Clearly, family means everything to Spike Lee right now. At 68, he’s looking upon his legacy and his work and reflecting on that through Denzel Washington’s character in Highest 2 Lowest, this updating of Akira Kurosawa’s High and Low.
The story follows David King, aptly named, who looks down from his ivory tower at the world but gets knocked off his pedestal when his son is kidnapped—or is he? Another moral quandary for our characters to navigate as Denzel’s David King deals with the opinions and thoughts of those around him, specifically his driver, played by Jeffrey Wright, whose son is involved in the situation. A$AP Rocky makes a memorable turn as the villain of the piece, but this takes almost half a movie to kick into gear
.The first half was far too sentimental and soap opera-y, not helped by a treacly score that made this feel like a Lifetime movie. But around the midpoint mark, there’s a Puerto Rico parade set piece, and when this exits the building and hits the streets of New York — a delayed gratification that I think is purposeful — this really starts to hum and turns into crackerjack entertainment, with awesome acting from Denzel and the rest of the cast and Spike back in his bag.
That said, watching this, I couldn’t help but think of what this would’ve looked like if Spike directed it in 2000 or the mid-’90s. His films from that era, Summer of Sam, Bamboozled, and 25th Hour, had such an edge and mean streak. This unfortunately lacks those qualities.

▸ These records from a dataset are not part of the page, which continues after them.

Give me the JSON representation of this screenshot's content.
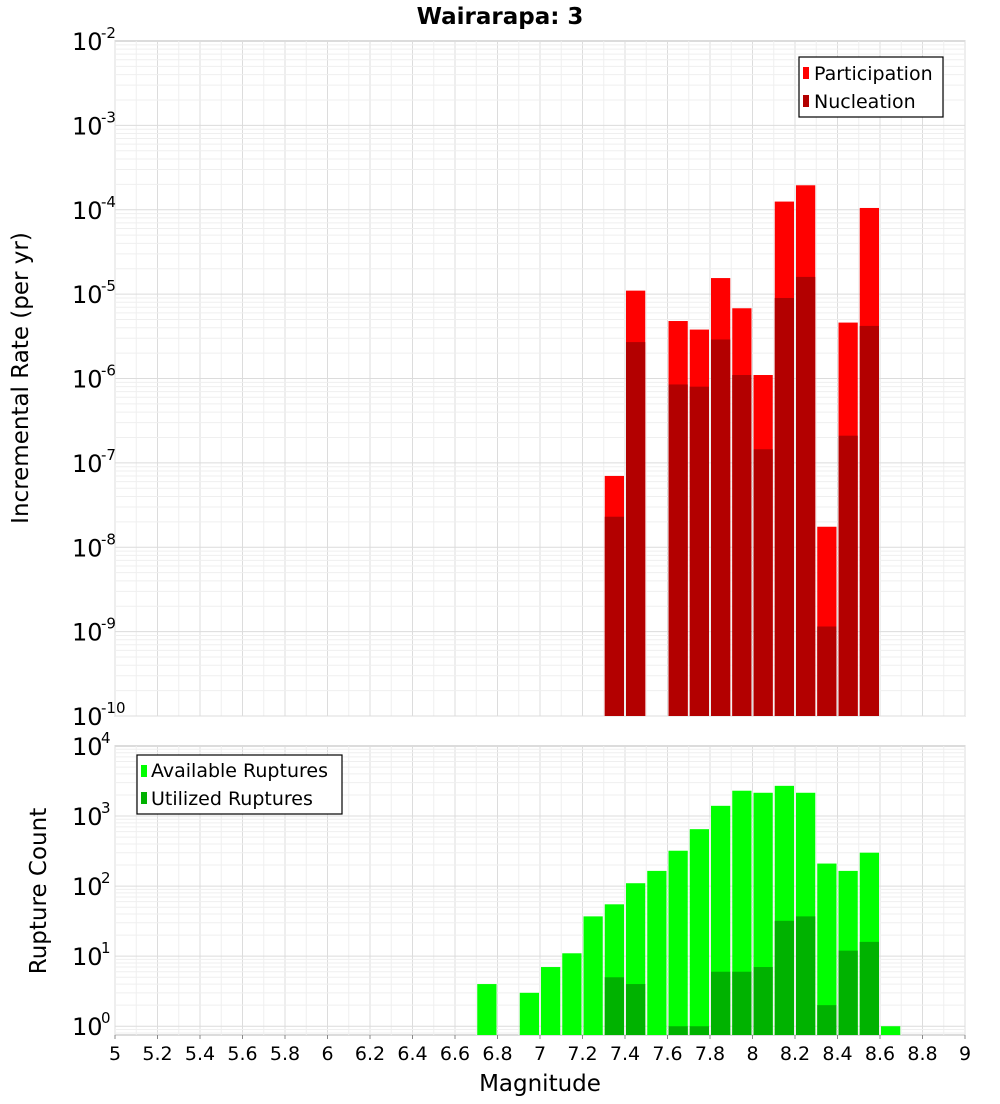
{
  "chart_data": [
    {
      "type": "bar",
      "title": "Wairarapa: 3",
      "ylabel": "Incremental Rate (per yr)",
      "xlabel": "",
      "yscale": "log",
      "ylim": [
        1e-10,
        0.01
      ],
      "xlim": [
        5,
        9
      ],
      "grid": true,
      "legend_position": "top-right",
      "y_tick_labels": [
        {
          "base": "10",
          "exp": "-2"
        },
        {
          "base": "10",
          "exp": "-3"
        },
        {
          "base": "10",
          "exp": "-4"
        },
        {
          "base": "10",
          "exp": "-5"
        },
        {
          "base": "10",
          "exp": "-6"
        },
        {
          "base": "10",
          "exp": "-7"
        },
        {
          "base": "10",
          "exp": "-8"
        },
        {
          "base": "10",
          "exp": "-9"
        },
        {
          "base": "10",
          "exp": "-10"
        }
      ],
      "bar_width": 0.1,
      "series": [
        {
          "name": "Participation",
          "color": "#ff0000",
          "points": [
            [
              7.35,
              7e-08
            ],
            [
              7.45,
              1.1e-05
            ],
            [
              7.65,
              4.8e-06
            ],
            [
              7.75,
              3.8e-06
            ],
            [
              7.85,
              1.55e-05
            ],
            [
              7.95,
              6.8e-06
            ],
            [
              8.05,
              1.1e-06
            ],
            [
              8.15,
              0.000125
            ],
            [
              8.25,
              0.000195
            ],
            [
              8.35,
              1.75e-08
            ],
            [
              8.45,
              4.6e-06
            ],
            [
              8.55,
              0.000105
            ]
          ]
        },
        {
          "name": "Nucleation",
          "color": "#b30000",
          "points": [
            [
              7.35,
              2.3e-08
            ],
            [
              7.45,
              2.7e-06
            ],
            [
              7.65,
              8.5e-07
            ],
            [
              7.75,
              8e-07
            ],
            [
              7.85,
              2.9e-06
            ],
            [
              7.95,
              1.1e-06
            ],
            [
              8.05,
              1.45e-07
            ],
            [
              8.15,
              9e-06
            ],
            [
              8.25,
              1.6e-05
            ],
            [
              8.35,
              1.15e-09
            ],
            [
              8.45,
              2.1e-07
            ],
            [
              8.55,
              4.2e-06
            ]
          ]
        }
      ]
    },
    {
      "type": "bar",
      "title": "",
      "ylabel": "Rupture Count",
      "xlabel": "Magnitude",
      "yscale": "log",
      "ylim": [
        0.75,
        10000
      ],
      "xlim": [
        5,
        9
      ],
      "grid": true,
      "legend_position": "top-left",
      "y_tick_labels": [
        {
          "base": "10",
          "exp": "4"
        },
        {
          "base": "10",
          "exp": "3"
        },
        {
          "base": "10",
          "exp": "2"
        },
        {
          "base": "10",
          "exp": "1"
        },
        {
          "base": "10",
          "exp": "0"
        }
      ],
      "x_ticks": [
        "5",
        "5.2",
        "5.4",
        "5.6",
        "5.8",
        "6",
        "6.2",
        "6.4",
        "6.6",
        "6.8",
        "7",
        "7.2",
        "7.4",
        "7.6",
        "7.8",
        "8",
        "8.2",
        "8.4",
        "8.6",
        "8.8",
        "9"
      ],
      "bar_width": 0.1,
      "series": [
        {
          "name": "Available Ruptures",
          "color": "#00ff00",
          "points": [
            [
              6.75,
              4
            ],
            [
              6.95,
              3
            ],
            [
              7.05,
              7
            ],
            [
              7.15,
              11
            ],
            [
              7.25,
              37
            ],
            [
              7.35,
              55
            ],
            [
              7.45,
              110
            ],
            [
              7.55,
              165
            ],
            [
              7.65,
              320
            ],
            [
              7.75,
              650
            ],
            [
              7.85,
              1400
            ],
            [
              7.95,
              2300
            ],
            [
              8.05,
              2150
            ],
            [
              8.15,
              2700
            ],
            [
              8.25,
              2150
            ],
            [
              8.35,
              210
            ],
            [
              8.45,
              165
            ],
            [
              8.55,
              300
            ],
            [
              8.65,
              1
            ]
          ]
        },
        {
          "name": "Utilized Ruptures",
          "color": "#00b200",
          "points": [
            [
              7.35,
              5
            ],
            [
              7.45,
              4
            ],
            [
              7.65,
              1
            ],
            [
              7.75,
              1
            ],
            [
              7.85,
              6
            ],
            [
              7.95,
              6
            ],
            [
              8.05,
              7
            ],
            [
              8.15,
              32
            ],
            [
              8.25,
              37
            ],
            [
              8.35,
              2
            ],
            [
              8.45,
              12
            ],
            [
              8.55,
              16
            ]
          ]
        }
      ]
    }
  ]
}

Lastly, representing “The Personal” best and most luminously is Sentimental Value from Joachim Trier, whose follow-up to The Worst Person in the World also stars Renate Reinsve, here joined by Stellan Skarsgård as her director father and Elle Fanning as an American actress who comes between them.
Lest I spoil too much about the film, I’ll just say that it’s genuinely mature. It kind of reminded me of Drive My Car or the best of Woody Allen, like Hannah and Her Sisters, in that sense. It’s a comedy and a dramedy for adults, set in the modern world and understanding the foibles of humanity. It has elements of melodrama without being melodramatic.
The performances are great. The writing and filmmaking are naturalistic. It’s a slam dunk, and I can’t wait to return to it and pick up on more of the nuances and themes. This film is about so much—but it’s delivered in such a smooth, compelling package that you couldn’t be faulted for missing just how complex and intelligent it is.